In early November the Garda formally responded to say they did not have the capacity in the Garda National Economic Crime Bureau to agree to the request. However, they said a decision had been made to recruit six new positions for the bureau and, when appointed, they would be allocated to the ODCE.

They also said the position of the detective inspector could be filled immediately through the temporary transfer of a named officer for three months.

Mr Drennan welcomed the temporary cover by a detective inspector but sought a “greater degree of clarity” about a permanent replacement.


He also sought an update on the recruitment of additional staff by the economic crime bureau and their deployment to the ODCE “in order that this office can plan accordingly”.

After he became aware in that the Garda recruitment competition had taken place in December, he was told the detectives would be in place around February.

However, when he wrote on February 4th to say he had heard nothing further on deployment, the Garda responded a week later to say the transfer could not now take place, though the reasons why have been redacted from the records.

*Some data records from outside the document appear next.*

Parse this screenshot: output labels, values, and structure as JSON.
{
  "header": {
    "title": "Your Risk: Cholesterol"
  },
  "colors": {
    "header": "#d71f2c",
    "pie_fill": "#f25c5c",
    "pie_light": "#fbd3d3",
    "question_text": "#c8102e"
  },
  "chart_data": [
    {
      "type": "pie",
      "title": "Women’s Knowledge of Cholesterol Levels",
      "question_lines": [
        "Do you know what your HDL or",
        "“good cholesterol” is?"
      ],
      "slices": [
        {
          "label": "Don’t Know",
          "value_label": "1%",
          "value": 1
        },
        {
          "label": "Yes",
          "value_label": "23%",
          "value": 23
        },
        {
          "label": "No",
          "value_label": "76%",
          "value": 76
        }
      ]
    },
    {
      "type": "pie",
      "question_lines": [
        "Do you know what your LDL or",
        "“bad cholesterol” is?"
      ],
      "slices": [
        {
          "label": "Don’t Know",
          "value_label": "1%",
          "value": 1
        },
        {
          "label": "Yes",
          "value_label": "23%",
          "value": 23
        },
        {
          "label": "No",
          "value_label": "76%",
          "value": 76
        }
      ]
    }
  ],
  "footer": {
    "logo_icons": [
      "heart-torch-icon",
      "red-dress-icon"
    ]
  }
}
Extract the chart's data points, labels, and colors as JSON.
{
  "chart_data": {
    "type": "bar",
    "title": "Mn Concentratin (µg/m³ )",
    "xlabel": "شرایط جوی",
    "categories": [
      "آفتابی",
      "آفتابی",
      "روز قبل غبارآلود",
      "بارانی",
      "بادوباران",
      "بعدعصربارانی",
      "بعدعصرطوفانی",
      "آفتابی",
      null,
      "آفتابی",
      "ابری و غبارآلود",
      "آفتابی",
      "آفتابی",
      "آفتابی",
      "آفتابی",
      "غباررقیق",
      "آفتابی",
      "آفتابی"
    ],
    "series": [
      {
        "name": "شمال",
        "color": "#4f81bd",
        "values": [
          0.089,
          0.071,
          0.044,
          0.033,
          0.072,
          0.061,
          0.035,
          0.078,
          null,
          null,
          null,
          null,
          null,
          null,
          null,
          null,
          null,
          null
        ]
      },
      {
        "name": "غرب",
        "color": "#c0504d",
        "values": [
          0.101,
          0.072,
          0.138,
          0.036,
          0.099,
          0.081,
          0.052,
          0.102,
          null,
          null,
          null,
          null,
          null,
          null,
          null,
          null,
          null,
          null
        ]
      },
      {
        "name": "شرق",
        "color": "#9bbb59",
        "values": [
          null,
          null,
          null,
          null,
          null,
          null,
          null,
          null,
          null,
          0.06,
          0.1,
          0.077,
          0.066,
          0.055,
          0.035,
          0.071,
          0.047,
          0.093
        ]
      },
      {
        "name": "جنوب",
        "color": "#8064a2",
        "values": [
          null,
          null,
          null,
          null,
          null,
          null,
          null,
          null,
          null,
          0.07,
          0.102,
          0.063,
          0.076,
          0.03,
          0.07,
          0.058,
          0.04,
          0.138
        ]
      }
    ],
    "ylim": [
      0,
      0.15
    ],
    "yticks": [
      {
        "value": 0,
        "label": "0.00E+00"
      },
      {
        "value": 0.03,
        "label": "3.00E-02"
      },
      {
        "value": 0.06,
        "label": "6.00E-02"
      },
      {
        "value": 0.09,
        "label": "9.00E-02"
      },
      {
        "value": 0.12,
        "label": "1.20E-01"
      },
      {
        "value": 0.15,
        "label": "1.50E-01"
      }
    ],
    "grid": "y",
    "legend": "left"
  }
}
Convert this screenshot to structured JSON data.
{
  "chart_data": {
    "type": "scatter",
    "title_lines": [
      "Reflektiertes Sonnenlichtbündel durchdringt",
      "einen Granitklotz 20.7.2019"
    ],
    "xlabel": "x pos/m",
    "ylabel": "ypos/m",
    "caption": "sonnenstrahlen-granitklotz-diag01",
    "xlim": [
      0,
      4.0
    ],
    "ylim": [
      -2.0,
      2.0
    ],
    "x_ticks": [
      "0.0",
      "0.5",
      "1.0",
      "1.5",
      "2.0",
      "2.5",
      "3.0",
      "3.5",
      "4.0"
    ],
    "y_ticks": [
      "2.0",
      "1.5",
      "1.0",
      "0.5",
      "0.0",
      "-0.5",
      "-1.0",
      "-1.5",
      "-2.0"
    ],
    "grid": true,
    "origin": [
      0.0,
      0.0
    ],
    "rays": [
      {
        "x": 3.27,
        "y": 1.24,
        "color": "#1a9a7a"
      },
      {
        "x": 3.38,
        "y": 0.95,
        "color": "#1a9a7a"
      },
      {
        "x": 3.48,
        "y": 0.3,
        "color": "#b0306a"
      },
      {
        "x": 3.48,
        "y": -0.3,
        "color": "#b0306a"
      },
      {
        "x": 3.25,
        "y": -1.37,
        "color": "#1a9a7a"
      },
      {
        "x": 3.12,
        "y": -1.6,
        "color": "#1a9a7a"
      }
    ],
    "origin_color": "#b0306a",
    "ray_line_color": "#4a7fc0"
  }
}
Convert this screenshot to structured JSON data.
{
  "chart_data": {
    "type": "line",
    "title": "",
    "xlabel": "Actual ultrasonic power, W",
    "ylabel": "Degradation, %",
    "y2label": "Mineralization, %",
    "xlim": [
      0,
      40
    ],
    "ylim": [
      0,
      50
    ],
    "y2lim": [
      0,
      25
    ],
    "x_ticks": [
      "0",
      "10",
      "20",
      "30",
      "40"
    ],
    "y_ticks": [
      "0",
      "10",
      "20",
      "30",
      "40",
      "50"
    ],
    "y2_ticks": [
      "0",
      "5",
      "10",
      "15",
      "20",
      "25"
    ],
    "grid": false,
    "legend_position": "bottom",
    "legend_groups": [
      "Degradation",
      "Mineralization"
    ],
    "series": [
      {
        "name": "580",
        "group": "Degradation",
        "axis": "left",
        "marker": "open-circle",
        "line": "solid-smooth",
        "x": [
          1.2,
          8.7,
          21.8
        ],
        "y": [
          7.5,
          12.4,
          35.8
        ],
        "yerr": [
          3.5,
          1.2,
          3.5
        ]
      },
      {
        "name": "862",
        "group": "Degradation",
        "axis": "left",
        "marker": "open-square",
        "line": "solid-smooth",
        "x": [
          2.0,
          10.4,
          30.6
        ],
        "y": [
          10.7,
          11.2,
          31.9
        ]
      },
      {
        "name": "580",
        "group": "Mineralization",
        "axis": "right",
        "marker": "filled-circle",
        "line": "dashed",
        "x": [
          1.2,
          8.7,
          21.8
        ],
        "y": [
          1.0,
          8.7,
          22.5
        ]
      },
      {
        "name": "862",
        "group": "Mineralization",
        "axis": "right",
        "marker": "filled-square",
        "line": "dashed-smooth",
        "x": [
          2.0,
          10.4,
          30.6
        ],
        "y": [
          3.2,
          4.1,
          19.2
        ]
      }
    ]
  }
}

A frustrated ODCE director updated colleagues in the Department of Enterprise. In an email to a senior official, Mr Drennan said: “There is clearly no intention for the foreseeable future to deploy the additional members of An Garda Síochána that I was previously advised had been approved.

“This correspondence [from gardaí] further begs the question as to whether, had I not written again on February 4th seeking a deployment date, we would have been advised of this decision.”

In June, the department told him that Tánaiste Leo Varadkar had been directly in touch with the Minister for Justice about Garda resourcing for the corporate enforcer. It said the first allocation of two detectives to the ODCE had taken place in April, to be followed by two more in June, with the final two arriving at a later date.

In response, Mr Drennan said the appointments were temporary and did not address the need for permanent additional investigative staff.